Fond d'écran sombre officiel d'OpenMandriva avec le logo écrit en blanc au centre et une grande fleur rose à droite.

Vengeance et suppression de code : OpenMandriva a frôlé le désastre à cause d’un conflit interne 🥵

Et hop, une polémique de plus dans le monde de l’open source ! OpenMandriva a eu chaud.
Un ancien contributeur a abusé de ses droits d’administration pour supprimer une partie des dépôts GitHub du projet et saboter le système de compilation à la suite d’un conflit interne. Retour sur les risques critiques de la gestion des accès dans le libre.

Certes, le modèle de contribution du logiciel libre repose par principe sur la confiance mutuelle, mais cette ouverture comporte une vulnérabilité systémique majeure lorsqu’un conflit interne éclate. La distribution Linux OpenMandriva vient d’en faire la douloureuse expérience en révélant qu’un ancien contributeur de haut niveau avait abusé de ses privilèges d’administration pour effacer une partie de ses dépôts GitHub et introduire un paquet corrompu dans son système de compilation.

De l’exclusion sur Matrix au sabotage des dépôts

L’origine de l’incident, détaillé dans une déclaration publique sur son forum communautaire, découle de l’expulsion d’un utilisateur du salon de discussion Matrix officiel du canal Cooker en raison d’un comportement abusif et agressif répété envers d’autres membres. En signe de protestation, deux développeurs ont immédiatement quitté le projet, parmi lesquels Davide Beatrici, une figure bien connue de l’écosystème open source pour ses contributions au logiciel de messagerie instantanée Mumble.

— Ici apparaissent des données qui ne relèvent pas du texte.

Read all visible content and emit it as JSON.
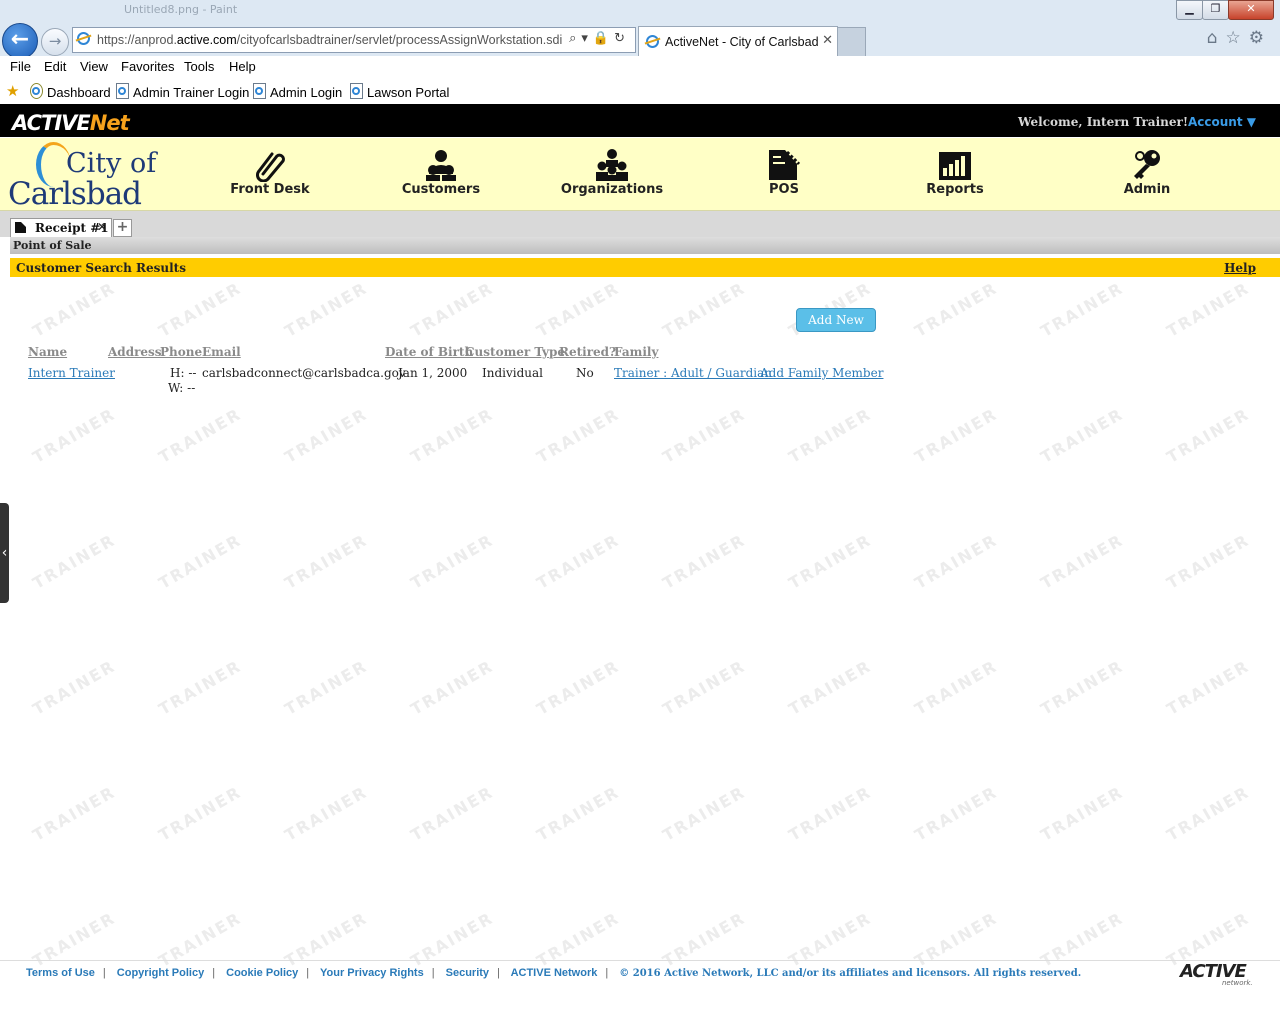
{
  "browser": {
    "window_title": "Untitled8.png - Paint",
    "url_prefix": "https://anprod.",
    "url_domain": "active.com",
    "url_path": "/cityofcarlsbadtrainer/servlet/processAssignWorkstation.sdi",
    "tab_title": "ActiveNet - City of Carlsbad",
    "menu": [
      "File",
      "Edit",
      "View",
      "Favorites",
      "Tools",
      "Help"
    ],
    "favorites": [
      "Dashboard",
      "Admin Trainer Login",
      "Admin Login",
      "Lawson Portal"
    ]
  },
  "app": {
    "logo_main": "ACTIVE",
    "logo_net": "Net",
    "welcome": "Welcome, Intern Trainer!",
    "account": "Account ▼",
    "city_line1": "City of",
    "city_line2": "Carlsbad",
    "nav": [
      "Front Desk",
      "Customers",
      "Organizations",
      "POS",
      "Reports",
      "Admin"
    ]
  },
  "page": {
    "receipt_tab": "Receipt #1",
    "section": "Point of Sale",
    "title": "Customer Search Results",
    "help": "Help",
    "add_new": "Add New",
    "watermark": "TRAINER",
    "columns": [
      "Name",
      "Address",
      "Phone",
      "Email",
      "Date of Birth",
      "Customer Type",
      "Retired?",
      "Family"
    ],
    "row": {
      "name": "Intern Trainer",
      "address": "",
      "phone_h": "H: --",
      "phone_w": "W: --",
      "email": "carlsbadconnect@carlsbadca.gov",
      "dob": "Jan 1, 2000",
      "type": "Individual",
      "retired": "No",
      "family": "Trainer : Adult / Guardian",
      "add_family": "Add Family Member"
    }
  },
  "footer": {
    "links": [
      "Terms of Use",
      "Copyright Policy",
      "Cookie Policy",
      "Your Privacy Rights",
      "Security",
      "ACTIVE Network"
    ],
    "copyright": "© 2016 Active Network, LLC and/or its affiliates and licensors. All rights reserved.",
    "logo": "ACTIVE",
    "logo_sub": "network."
  }
}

Ayant conservé ses accès d’administration sur l’infrastructure Git du projet, ce dernier a orchestré une action de représailles dans les premières heures du 8 juillet 2026. Précédemment, il avait proposé de migrer l’infrastructure vers une instance privée qu’il contrôlait, une offre que l’équipe avait heureusement déclinée par souci de transparence. Sa vengeance s’est traduite par des actions ciblées :

  • la suppression de dépôts sur GitHub : il a effacé une partie des codes sources du projet, représentant des années de travail communautaire.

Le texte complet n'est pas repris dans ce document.